No se trata de cuestionar el valor de la educación internacional legítima, que sin duda ha sido un pilar en la formación de grandes profesionales dominicanos. El problema surge cuando ese prestigio se convierte en una herramienta de manipulación. En los últimos años, investigaciones periodísticas como las de Nuria Piera han evidenciado un patrón alarmante: individuos que construyen credenciales sobre la base de cursos no acreditados, certificaciones ambiguas o títulos simplemente inexistentes, muchas veces presentados como logros obtenidos en el extranjero.
Este fenómeno no es trivial. Tiene implicaciones profundas, especialmente en sectores sensibles como la salud. Cuando una persona sin la formación adecuada se presenta como especialista, no solo incurre en una falta ética, sino que pone en riesgo directo la vida de otros. La medicina, por su naturaleza, no admite improvisaciones ni atajos. Requiere años de formación estructurada, validación institucional y supervisión rigurosa. Sin embargo, la debilidad en los mecanismos de control ha permitido que surja un ecosistema donde el intrusismo profesional encuentra espacio para operar.
El problema, en esencia, es sistémico. Existe una falla en los procesos de homologación de títulos, en la supervisión del ejercicio profesional y en la accesibilidad de herramientas públicas para verificar credenciales. Pero también hay una responsabilidad social ineludible. Como sociedad, hemos contribuido a inflar el valor simbólico de lo extranjero sin exigir evidencia.
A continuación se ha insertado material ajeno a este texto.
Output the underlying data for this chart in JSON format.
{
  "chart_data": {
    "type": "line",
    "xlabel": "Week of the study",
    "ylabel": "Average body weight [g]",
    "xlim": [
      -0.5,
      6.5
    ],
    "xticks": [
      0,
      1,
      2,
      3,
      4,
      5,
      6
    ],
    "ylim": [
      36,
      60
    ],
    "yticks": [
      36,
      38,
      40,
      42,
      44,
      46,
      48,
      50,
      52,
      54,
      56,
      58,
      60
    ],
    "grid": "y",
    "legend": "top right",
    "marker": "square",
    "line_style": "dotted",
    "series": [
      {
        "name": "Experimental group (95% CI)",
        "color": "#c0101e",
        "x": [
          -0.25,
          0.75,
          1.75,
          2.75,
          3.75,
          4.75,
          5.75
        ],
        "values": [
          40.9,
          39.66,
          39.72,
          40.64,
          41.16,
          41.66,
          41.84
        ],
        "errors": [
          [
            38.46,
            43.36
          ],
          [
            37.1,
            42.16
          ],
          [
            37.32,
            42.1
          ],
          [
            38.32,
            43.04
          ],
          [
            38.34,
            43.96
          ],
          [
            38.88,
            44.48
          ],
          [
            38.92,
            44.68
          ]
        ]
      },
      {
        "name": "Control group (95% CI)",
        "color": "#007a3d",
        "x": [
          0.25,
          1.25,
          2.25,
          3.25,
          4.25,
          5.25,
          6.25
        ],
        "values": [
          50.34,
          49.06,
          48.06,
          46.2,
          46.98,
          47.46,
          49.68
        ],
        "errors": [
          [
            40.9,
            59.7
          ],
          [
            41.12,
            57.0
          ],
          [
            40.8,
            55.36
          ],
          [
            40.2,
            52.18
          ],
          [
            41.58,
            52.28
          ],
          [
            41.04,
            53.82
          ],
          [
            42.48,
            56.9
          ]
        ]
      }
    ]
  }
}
Hemos normalizado el deslumbramiento sin cuestionamiento, lo cual facilita que el engaño prospere.
Detrás de cada caso expuesto no solo hay un individuo que falsea su trayectoria, sino una estructura que lo permite. La ausencia de consecuencias inmediatas, la lentitud institucional y la falta de educación sobre estos temas crean un terreno fértil para la repetición del fraude. En este contexto, el problema deja de ser individual y se convierte en una manifestación de fragilidad institucional.
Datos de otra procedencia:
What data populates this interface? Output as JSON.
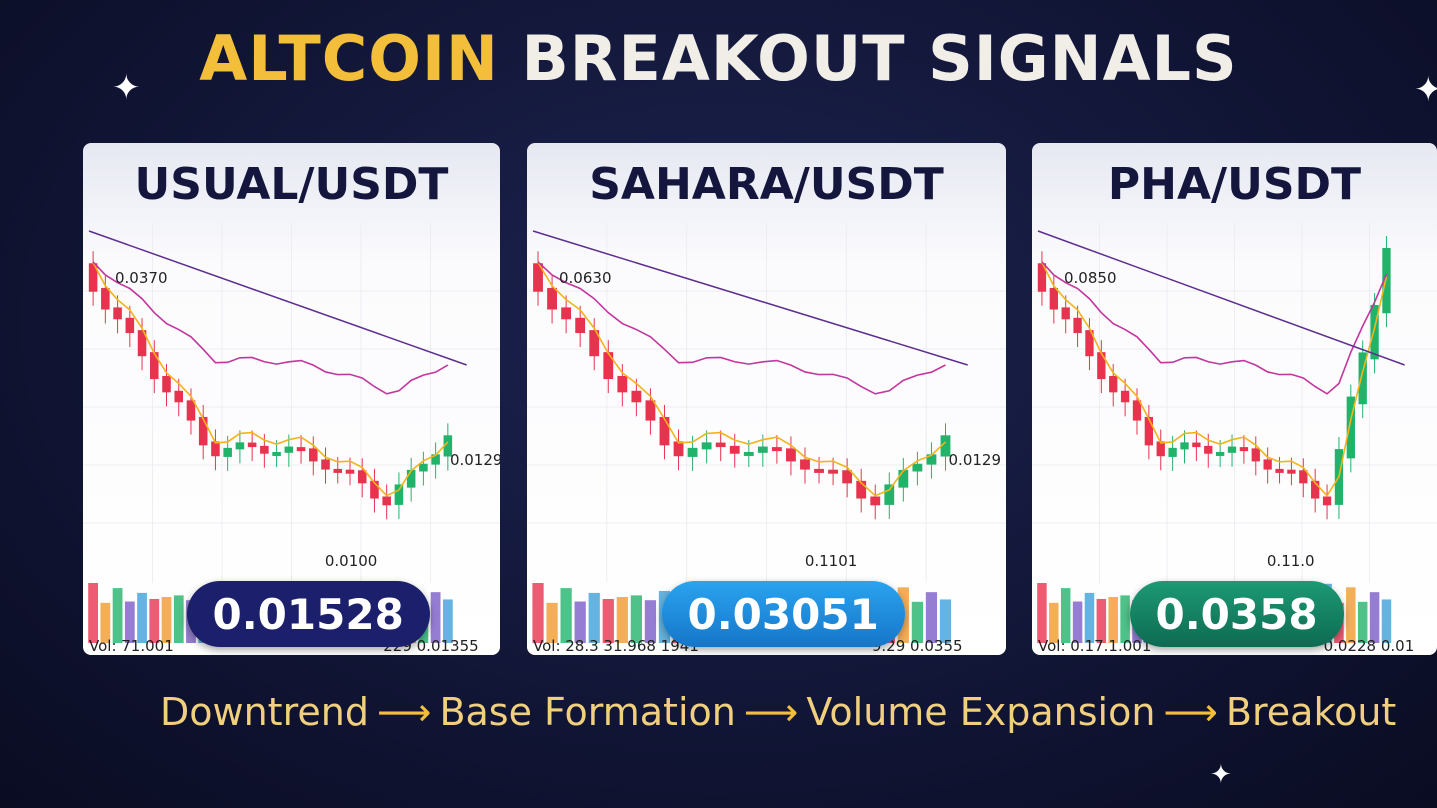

La solución no radica únicamente en sancionar, aunque esto es necesario. Requiere una transformación más profunda. Es imprescindible fortalecer los sistemas de acreditación, modernizar los registros profesionales y garantizar que cualquier ciudadano pueda verificar, de manera rápida y confiable, la legitimidad de un título o una especialidad. Asimismo, es fundamental promover una cultura de pensamiento crítico, donde el prestigio no se asuma, sino que se compruebe.
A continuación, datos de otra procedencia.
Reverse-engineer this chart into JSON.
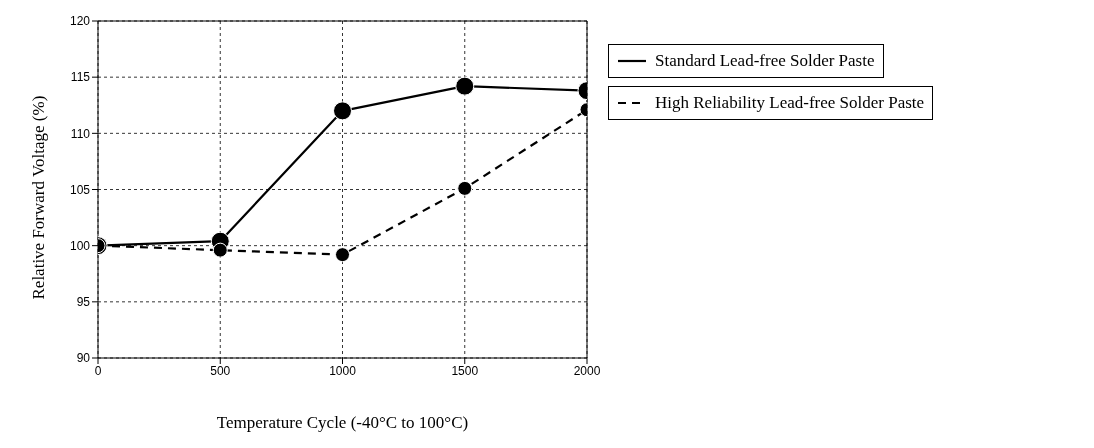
{
  "chart_data": {
    "type": "line",
    "xlabel": "Temperature Cycle (-40°C to 100°C)",
    "ylabel": "Relative Forward Voltage (%)",
    "x": [
      0,
      500,
      1000,
      1500,
      2000
    ],
    "series": [
      {
        "name": "Standard Lead-free Solder Paste",
        "color": "#000000",
        "line_style": "solid",
        "values": [
          100,
          100.4,
          112,
          114.2,
          113.8
        ]
      },
      {
        "name": "High Reliability Lead-free Solder Paste",
        "color": "#000000",
        "line_style": "dashed",
        "values": [
          100,
          99.6,
          99.2,
          105.1,
          112.1
        ]
      }
    ],
    "xlim": [
      0,
      2000
    ],
    "xticks": [
      0,
      500,
      1000,
      1500,
      2000
    ],
    "ylim": [
      90,
      120
    ],
    "yticks": [
      90,
      95,
      100,
      105,
      110,
      115,
      120
    ],
    "grid": true,
    "legend": "right",
    "marker": "circle"
  }
}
La República Dominicana enfrenta hoy un desafío que va más allá de los títulos falsos. Se trata de redefinir los criterios de valor en una sociedad donde la forma ha comenzado a desplazar el fondo. Recuperar la confianza en las instituciones y en los profesionales implica restablecer una premisa básica: el conocimiento no se presume, se demuestra.
Solo cuando el país logre cerrar la brecha entre apariencia y realidad, entre certificación y competencia, podrá garantizar que el talento auténtico prevalezca sobre la simulación. Y en ese proceso, no solo se protege la integridad de las profesiones, sino también la dignidad de una nación que merece construir su desarrollo sobre bases sólidas y verdaderas.